Two-Pot (Component) System

The third significant event was the signing into law of the two-pot legislation, (I will refer to the pot, although the legislation refers to component) after several postponements. The effective date is 1 September 2024. Although there has been extensive previous communication from Chartered Employee Benefits, Fund administrators and the media, there still appears to be some confusion about who is affected by the two-pot system, so I will attempt to clarify some of these misconceptions below:

  • The new system applies to the build-up phase of retirement, namely those members contributing to their retirement funds. It does not apply to pensioners; however, if a pensioner is contributing to a Retirement Annuity, it will apply.
  • Members who are “55 years or older” on 1 March 2021 and have remained a member of the same Provident Fund will automatically be excluded from the two-pot system. These members can choose to opt into the two-pot system. They have until 1 September 2025 to decide if they wish to opt in, and thereafter, they can no longer opt-in.
  • The two-pot system applies to both defined benefit and defined contribution funds. It also applies to pension, provident, preservation, and retirement annuity (RA) funds. It does not apply to beneficiary funds and unclaimed benefit funds.
  • “Legacy” or “old generation” RA funds can be exempted. The legacy RAs are contracts held by an RA fund entered before 1 September 2024 that include a pre-universal life or universal life component. These funds can apply to the FSCA for an exemption from the two-pot system.
  • Deferred pensioners will only have two pots in a fund (these are people who resigned and opted to leave their money in the fund until retirement). These members will have a vested pot and a savings pot. They will not have a retirement pot, because they are no longer making contributions. Their savings pot will consist entirely of the seed capital.
  • Members are permitted one withdrawal per tax year, not per calendar year.
  • A member not withdrawing from the savings pot, will not forfeit access to the amount they could have drawn in subsequent years.
  • A member belonging to more than one fund, e.g., an RA and an occupational fund, can withdraw from each savings pot as long as the minimum value exceeds R2000.
  • Withdrawals from the savings pot, while in service, are taxed at the member’s marginal rate of tax.
  • Funds were required to submit rule amendments to the FSCA by 15 July 2024. If the rule amendments have not been approved by 1 September 2024, members will be unable to withdraw from the savings pot.

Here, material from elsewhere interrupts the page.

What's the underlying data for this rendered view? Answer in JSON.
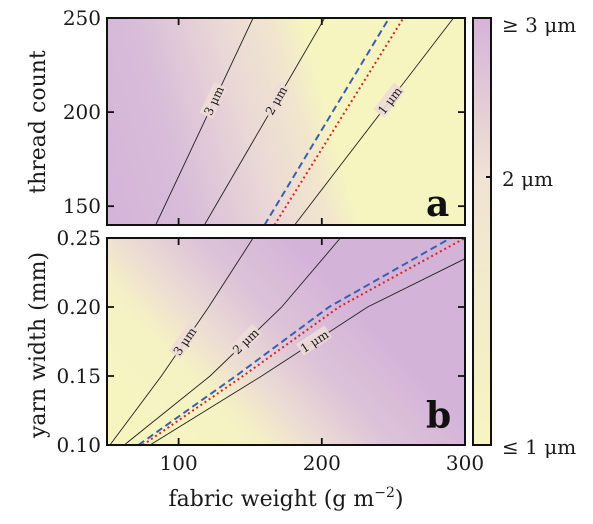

As we move forward into the second half of 2024, the retirement fund industry is buzzing. Fund administrators and service providers are hard at work making changes to systems and processes.

Consultants are engaging with members to educate them on the two-pot system to help members understand the implications and impact of withdrawing money from their savings pot prior to retirement.

We watch with interest the progress of the Government of National Unity and the challenges anticipated with the rollout of the NHI.